Ainsi, la ville d’Anyor possédait une dragonnerie plus grande que son palais ? Soit. Il lui faudrait y remédier. Qui était le crétin qui avait ordonné la création des dragonneries, déjà ? Ah oui, Alvin le Douze. Un homme stupide et dépourvu de sens. Et dire qu’on le surnommait « le Bon »... A son avis, il etait surtout bon quand il était question de créer des maux de têtes inutiles à ses successeurs.
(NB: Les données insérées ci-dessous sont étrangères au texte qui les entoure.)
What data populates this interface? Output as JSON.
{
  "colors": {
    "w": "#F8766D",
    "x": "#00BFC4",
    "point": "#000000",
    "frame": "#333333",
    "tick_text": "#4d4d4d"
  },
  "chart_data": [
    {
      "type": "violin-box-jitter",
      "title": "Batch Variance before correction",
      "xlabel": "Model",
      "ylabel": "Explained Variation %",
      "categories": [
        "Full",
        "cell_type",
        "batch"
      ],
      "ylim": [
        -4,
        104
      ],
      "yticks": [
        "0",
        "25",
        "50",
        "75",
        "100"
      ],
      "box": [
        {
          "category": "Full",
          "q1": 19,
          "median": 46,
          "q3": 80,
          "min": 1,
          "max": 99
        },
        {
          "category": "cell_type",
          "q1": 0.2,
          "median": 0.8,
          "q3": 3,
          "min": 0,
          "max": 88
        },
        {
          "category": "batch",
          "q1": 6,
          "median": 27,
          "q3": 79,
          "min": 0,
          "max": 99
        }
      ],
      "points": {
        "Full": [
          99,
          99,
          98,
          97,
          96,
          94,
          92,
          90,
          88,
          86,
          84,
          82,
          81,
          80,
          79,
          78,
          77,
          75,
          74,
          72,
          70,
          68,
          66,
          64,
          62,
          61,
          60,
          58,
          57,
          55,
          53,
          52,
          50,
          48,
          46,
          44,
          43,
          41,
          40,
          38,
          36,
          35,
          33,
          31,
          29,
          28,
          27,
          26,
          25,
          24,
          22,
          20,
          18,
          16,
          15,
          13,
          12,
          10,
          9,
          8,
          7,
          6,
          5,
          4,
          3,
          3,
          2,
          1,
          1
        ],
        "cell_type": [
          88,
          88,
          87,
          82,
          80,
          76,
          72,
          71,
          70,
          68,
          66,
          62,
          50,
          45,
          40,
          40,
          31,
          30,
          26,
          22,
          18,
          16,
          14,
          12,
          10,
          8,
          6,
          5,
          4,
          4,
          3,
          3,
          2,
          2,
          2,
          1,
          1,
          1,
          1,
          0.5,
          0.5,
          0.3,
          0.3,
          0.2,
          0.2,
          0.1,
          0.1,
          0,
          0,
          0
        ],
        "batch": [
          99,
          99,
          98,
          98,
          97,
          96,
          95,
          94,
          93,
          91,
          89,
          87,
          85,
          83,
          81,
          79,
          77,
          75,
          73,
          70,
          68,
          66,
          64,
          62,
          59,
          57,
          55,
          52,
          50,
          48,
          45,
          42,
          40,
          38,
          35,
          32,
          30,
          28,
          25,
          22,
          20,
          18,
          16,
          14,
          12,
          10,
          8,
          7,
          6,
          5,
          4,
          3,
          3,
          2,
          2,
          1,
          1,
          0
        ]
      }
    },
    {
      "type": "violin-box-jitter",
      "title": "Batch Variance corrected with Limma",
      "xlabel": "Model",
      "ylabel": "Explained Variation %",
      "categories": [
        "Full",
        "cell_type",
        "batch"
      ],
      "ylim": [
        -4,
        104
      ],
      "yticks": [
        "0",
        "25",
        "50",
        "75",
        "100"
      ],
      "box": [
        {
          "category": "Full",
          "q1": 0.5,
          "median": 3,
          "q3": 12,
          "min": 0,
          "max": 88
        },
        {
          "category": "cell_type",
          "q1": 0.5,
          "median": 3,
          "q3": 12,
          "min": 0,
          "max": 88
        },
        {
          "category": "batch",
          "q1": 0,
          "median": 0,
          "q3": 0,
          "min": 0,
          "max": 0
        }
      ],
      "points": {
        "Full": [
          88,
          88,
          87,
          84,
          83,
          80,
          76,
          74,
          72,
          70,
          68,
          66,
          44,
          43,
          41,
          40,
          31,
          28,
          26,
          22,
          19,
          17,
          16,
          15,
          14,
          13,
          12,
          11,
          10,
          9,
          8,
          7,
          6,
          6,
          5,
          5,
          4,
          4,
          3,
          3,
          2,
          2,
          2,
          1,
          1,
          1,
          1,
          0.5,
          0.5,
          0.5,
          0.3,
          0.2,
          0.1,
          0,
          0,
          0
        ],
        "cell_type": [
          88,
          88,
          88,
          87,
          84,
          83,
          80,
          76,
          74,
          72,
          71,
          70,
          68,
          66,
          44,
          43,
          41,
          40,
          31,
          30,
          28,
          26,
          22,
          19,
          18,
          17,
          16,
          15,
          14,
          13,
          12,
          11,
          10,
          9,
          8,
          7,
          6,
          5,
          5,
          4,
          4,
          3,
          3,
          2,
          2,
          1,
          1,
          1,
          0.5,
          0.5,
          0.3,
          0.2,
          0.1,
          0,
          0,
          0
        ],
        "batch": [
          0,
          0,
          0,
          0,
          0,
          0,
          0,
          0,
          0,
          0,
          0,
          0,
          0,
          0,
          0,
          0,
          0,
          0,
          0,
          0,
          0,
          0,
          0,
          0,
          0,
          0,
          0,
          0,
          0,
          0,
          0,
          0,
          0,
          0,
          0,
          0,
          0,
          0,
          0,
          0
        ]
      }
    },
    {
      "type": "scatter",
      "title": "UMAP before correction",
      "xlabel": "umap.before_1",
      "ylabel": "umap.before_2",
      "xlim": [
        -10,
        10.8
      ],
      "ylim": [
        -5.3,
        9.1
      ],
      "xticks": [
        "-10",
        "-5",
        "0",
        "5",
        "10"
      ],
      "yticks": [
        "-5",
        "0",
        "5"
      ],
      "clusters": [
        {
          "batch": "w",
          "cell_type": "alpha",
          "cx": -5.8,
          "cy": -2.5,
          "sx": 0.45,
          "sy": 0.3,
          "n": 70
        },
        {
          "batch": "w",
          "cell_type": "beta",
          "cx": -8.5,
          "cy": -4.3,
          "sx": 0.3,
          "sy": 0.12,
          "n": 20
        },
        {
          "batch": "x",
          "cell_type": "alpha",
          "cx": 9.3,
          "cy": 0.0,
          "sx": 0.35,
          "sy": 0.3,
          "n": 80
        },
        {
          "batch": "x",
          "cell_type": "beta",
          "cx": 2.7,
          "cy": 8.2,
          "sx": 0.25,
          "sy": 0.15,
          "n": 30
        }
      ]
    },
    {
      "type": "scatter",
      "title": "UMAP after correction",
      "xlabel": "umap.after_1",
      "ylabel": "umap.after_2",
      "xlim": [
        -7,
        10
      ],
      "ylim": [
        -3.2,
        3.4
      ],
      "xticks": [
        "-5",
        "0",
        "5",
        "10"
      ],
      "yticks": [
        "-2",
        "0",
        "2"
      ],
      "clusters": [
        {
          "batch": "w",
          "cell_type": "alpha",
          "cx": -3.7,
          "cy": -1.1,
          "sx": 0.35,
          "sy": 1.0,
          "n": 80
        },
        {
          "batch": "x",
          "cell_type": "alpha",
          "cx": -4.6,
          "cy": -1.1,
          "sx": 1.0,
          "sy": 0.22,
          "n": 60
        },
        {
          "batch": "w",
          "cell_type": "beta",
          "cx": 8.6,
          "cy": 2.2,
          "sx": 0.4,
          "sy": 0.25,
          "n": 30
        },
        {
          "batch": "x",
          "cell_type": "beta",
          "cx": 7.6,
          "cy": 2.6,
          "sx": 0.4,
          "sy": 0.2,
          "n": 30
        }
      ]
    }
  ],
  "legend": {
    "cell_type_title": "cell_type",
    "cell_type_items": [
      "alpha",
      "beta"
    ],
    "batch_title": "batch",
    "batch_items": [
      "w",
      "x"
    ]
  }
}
Elever des dragons, mais quelle idée ! Des créatures rustres qui auraient tôt fait de vous dévorer le bras au moindre désagrément. Une supercherie ! Si ca ne tenait qu'à lui, il y aurait belle lurette que ces stupides bestioles auraient disparues. Et les dragonneries avec elles. Mais c'était à la mode, parait-il. Alors si l'on pouvait divertir le peuple... Pourquoi pas ? Au moins, cela les occuperait pour un temps, et comme ça ils ne viendraient pas fouiner dans les problèmes plus graves...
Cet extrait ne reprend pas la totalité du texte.